A very creepy Dutch film about a man who deals with the disappearance of his girlfriend and the cat and mouse game he must play with the man who took her. An interesting, suspenseful movie with a seriously 80s synth soundtrack.
Saw this film years ago- it is truly scary and "unsettling" but well worth viewing. This Criterion version has great extras as well.
You won't forget this one!
A man and a woman are on a trip in France. They stop to get gas. The woman disappears without a trace. The man becomes obsessed with finding her and is still looking for her three years later. This is the deceptively simple plot of the 1988 Dutch thriller "The Vanishing" (Spoorloos). The less you know going into it the better. The director George Sluizer takes familiar thriller elements (the missing person plot goes at least as far back as Hitchcock's "The Lady Vanishes") and does something original and deeply unsettling with them. His direction is cool, detached, and almost clinical and it's not surprise that Stanley Kubrick was a big fan of the film. I don't want to say any more because it's best experienced fresh, but this is one of the great thrillers of the 80s. This Criterion released includes an interview with Sluizer, an interview with the lead actress, and an essay.
Spoorless, the original made in Holland was one of the most terrifying movies I've ever seen: unforgettable. So Hollywood remakes it with good actors, all of whom give the worst performances of their careers, and gives it a happy ending.

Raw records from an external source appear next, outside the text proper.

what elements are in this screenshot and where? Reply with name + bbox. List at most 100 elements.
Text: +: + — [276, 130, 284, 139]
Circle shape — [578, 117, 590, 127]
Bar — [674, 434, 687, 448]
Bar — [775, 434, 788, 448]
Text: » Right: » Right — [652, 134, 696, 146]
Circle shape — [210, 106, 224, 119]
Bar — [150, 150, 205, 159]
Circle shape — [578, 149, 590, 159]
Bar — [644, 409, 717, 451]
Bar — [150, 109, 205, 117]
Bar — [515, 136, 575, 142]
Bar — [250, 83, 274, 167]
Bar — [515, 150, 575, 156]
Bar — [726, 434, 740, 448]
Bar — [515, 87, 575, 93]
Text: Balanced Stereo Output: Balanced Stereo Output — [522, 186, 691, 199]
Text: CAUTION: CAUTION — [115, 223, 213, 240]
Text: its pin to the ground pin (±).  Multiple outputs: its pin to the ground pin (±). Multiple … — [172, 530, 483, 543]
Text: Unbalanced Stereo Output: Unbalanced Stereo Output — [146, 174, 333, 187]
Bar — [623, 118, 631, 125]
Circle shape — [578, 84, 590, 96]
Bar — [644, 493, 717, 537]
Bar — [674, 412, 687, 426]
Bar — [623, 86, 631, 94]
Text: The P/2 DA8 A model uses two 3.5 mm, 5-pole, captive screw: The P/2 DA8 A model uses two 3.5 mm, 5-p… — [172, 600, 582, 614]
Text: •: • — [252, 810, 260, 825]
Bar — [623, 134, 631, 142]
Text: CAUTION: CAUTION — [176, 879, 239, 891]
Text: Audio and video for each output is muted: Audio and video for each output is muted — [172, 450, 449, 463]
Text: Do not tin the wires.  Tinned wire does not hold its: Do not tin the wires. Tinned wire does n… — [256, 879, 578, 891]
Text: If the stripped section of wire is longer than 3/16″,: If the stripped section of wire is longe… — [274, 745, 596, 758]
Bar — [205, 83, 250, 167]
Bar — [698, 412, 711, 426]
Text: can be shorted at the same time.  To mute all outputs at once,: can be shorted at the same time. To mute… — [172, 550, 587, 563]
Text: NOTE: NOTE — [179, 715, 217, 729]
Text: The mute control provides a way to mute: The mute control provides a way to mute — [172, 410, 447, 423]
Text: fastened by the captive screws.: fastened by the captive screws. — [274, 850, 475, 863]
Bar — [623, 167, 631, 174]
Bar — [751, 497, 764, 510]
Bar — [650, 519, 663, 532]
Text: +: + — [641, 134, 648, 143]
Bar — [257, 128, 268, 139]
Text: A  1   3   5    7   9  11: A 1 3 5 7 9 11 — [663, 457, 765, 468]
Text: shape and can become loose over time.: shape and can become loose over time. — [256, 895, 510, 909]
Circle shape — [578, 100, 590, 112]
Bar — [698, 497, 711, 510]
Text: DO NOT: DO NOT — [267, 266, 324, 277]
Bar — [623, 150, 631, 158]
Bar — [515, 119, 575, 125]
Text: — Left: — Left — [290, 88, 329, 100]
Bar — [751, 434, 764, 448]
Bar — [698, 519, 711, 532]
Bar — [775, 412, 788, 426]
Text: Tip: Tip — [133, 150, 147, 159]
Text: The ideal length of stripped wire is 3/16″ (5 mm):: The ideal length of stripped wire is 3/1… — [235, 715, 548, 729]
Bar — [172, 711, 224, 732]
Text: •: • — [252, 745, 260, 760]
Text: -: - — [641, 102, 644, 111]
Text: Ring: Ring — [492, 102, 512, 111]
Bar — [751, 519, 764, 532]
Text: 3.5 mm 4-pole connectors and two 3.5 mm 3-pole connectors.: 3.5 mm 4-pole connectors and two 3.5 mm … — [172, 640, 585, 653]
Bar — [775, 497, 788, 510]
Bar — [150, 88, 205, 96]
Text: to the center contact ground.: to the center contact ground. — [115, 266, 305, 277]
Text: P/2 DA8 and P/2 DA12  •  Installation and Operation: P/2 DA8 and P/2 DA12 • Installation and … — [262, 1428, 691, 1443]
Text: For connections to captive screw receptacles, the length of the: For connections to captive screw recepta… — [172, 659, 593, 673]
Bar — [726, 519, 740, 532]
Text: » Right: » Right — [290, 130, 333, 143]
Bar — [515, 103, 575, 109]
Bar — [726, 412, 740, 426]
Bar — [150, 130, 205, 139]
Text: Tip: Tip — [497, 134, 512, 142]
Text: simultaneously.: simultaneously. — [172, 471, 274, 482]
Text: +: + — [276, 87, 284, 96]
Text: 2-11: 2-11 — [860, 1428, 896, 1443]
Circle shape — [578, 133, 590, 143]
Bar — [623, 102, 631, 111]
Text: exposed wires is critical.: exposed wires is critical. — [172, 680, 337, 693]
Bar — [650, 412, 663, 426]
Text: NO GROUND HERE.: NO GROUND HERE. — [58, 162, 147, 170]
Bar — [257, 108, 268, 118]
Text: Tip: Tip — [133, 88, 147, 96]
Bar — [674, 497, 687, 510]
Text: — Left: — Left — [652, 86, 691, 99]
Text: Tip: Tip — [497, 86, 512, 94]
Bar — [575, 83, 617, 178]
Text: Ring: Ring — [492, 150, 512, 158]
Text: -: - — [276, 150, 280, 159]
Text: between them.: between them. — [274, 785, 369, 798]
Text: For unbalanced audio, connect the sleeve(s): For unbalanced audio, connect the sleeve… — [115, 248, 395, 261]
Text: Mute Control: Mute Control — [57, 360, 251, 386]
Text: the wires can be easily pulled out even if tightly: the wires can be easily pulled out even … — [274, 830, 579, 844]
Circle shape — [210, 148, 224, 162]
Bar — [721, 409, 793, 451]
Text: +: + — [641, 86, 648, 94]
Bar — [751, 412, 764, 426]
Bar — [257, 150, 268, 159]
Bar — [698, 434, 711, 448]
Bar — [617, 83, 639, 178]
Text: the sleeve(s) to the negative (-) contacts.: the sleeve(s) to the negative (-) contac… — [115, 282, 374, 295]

Very good, full of suspense. Subtitles, but worth it.
psychological crime drama of which I believe was originally a European movie and maybe based on a true story with a different ending.
drama, suspense, intrigue, complete foolish moves made out of desperation and more...
One of those goddamn awful remakes of foreign films. That it stars Kiefer Sutherland and Sandra Bullock is perhaps enough to warn you. If you need more, Jeff Bridges gives his worst performance to date, with an indescribable accent a la Kevin Costner. More? Not only does it trash the memory of Spoorloos, one of the best films ever made, but it also apparently destroyed the career of George Sluizer, who, ironically, directed both versions. Pride? Meet Fall.
Probably not good if you are claustrophobic.